Welt-Reitverband FEI verwendet WBGT-Index zum Tierschutz
Die bekommen auch die Pferde in Versailles, wo die Dressur-Wettbewerbe laufen. In Kühlstationen mit kaltem Wasser, Eis und Extra-Personal werden die Tiere versorgt und nach dem Wettkampf wieder auf Normaltemperatur gebracht.
In Versailles gibt es Kühlstationen für die Pferde.
Der Welt-Reitverband FEI "verwendet den WBGT-Index (Wet Bulb Globe Temperature) als Standardinstrument für die Bewertung und das Management von Hitzestress", sagte FEI-Veterinärdirektor Göran Åkerström. "Die Pferde zeigten keine Anzeichen von Hitzestress."
Chapeau an alle Zuschauer, die trotz der Hitze durchhalten.

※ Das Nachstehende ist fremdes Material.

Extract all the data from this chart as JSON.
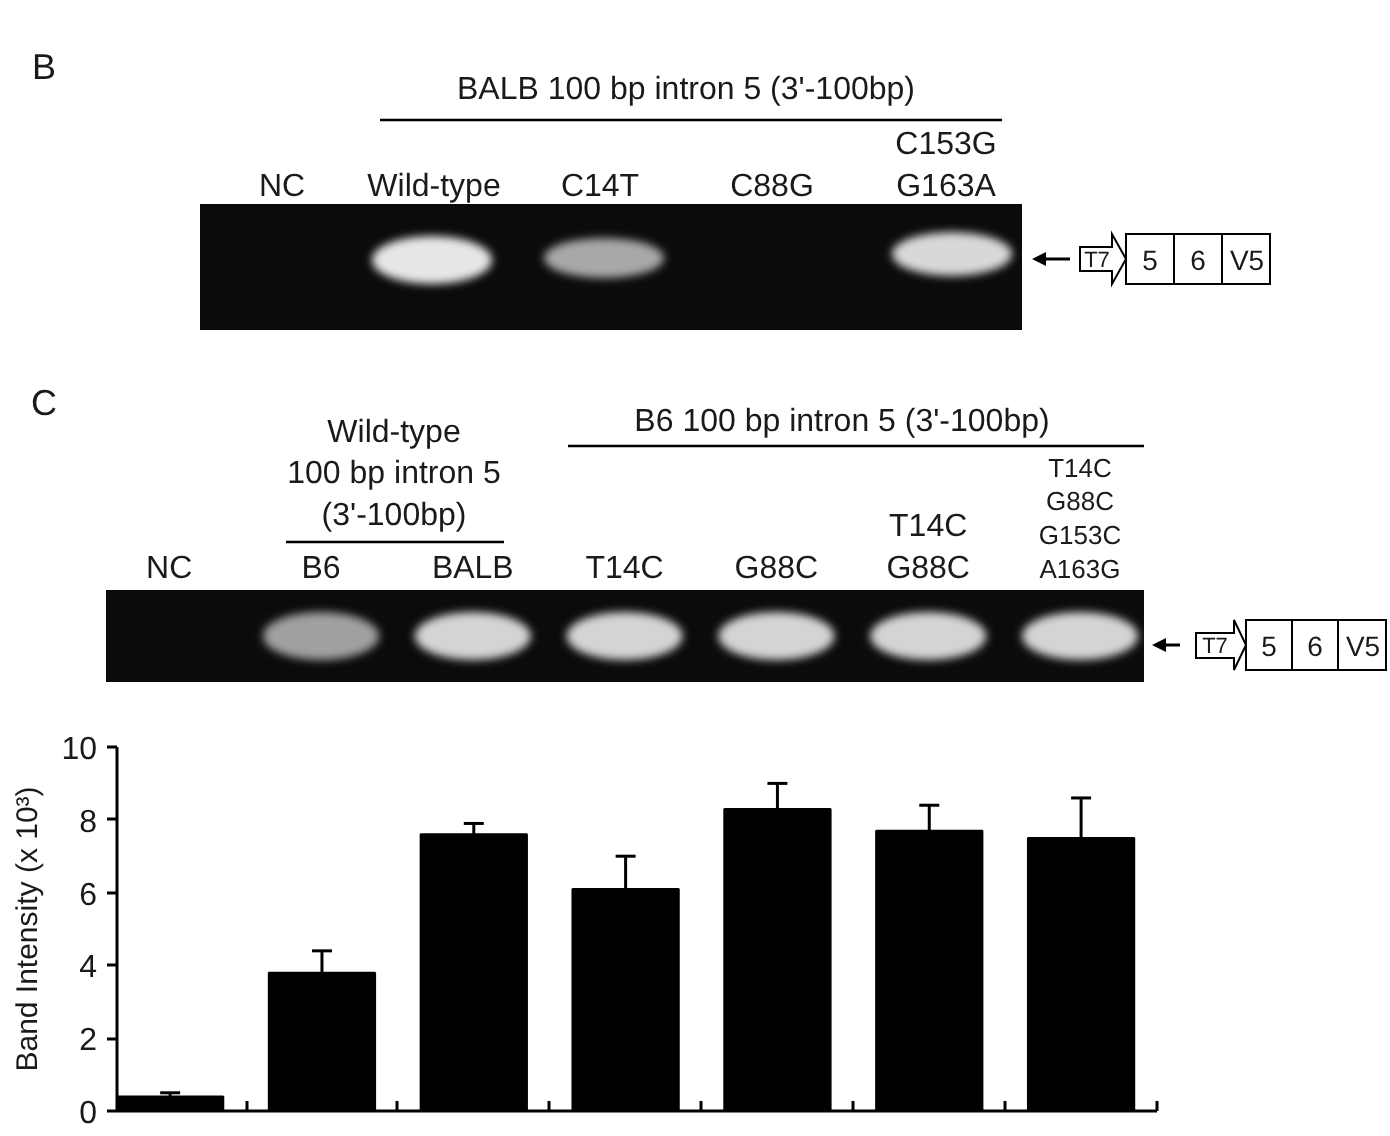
{
  "chart_data": {
    "type": "bar",
    "categories": [
      "NC",
      "B6",
      "BALB",
      "T14C",
      "G88C",
      "T14C\nG88C",
      "T14C\nG88C\nG153C\nA163G"
    ],
    "values": [
      0.4,
      3.8,
      7.6,
      6.1,
      8.3,
      7.7,
      7.5
    ],
    "errors": [
      [
        0.4,
        0.5
      ],
      [
        3.8,
        4.4
      ],
      [
        7.6,
        7.9
      ],
      [
        6.1,
        7.0
      ],
      [
        8.3,
        9.0
      ],
      [
        7.7,
        8.4
      ],
      [
        7.5,
        8.6
      ]
    ],
    "color": "#000000",
    "ylabel": "Band Intensity (x 10³)",
    "ylim": [
      0,
      10
    ],
    "yticks": [
      0,
      2,
      4,
      6,
      8,
      10
    ],
    "grid": false,
    "annotations": [
      "B",
      "BALB 100 bp intron 5 (3'-100bp)",
      "NC",
      "Wild-type",
      "C14T",
      "C88G",
      "C153G\nG163A",
      "T7",
      "5",
      "6",
      "V5",
      "C",
      "B6 100 bp intron 5 (3'-100bp)",
      "Wild-type\n100 bp intron 5\n(3'-100bp)",
      "T7",
      "5",
      "6",
      "V5"
    ]
  }
}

Isabell Werth bestätigt das. "Die Pferde haben das sehr gut überstanden", sagte die siebenmalige Dressur-Olympiasiegerin im Sportschau-Interview und zollt vor allem den Reitsport-Fans in Versailles Respekt. "Es ist bewundernswert zu sehen, dass die Zuschauer hier stundenlang sitzen. Chapeau an alle, die trotz der Hitze durchhalten."
Keine Frage, die Fans der Olympischen Spielen verdienen sich im Glutofen Paris mit ihrem Stehvermögen auch gerade Gold.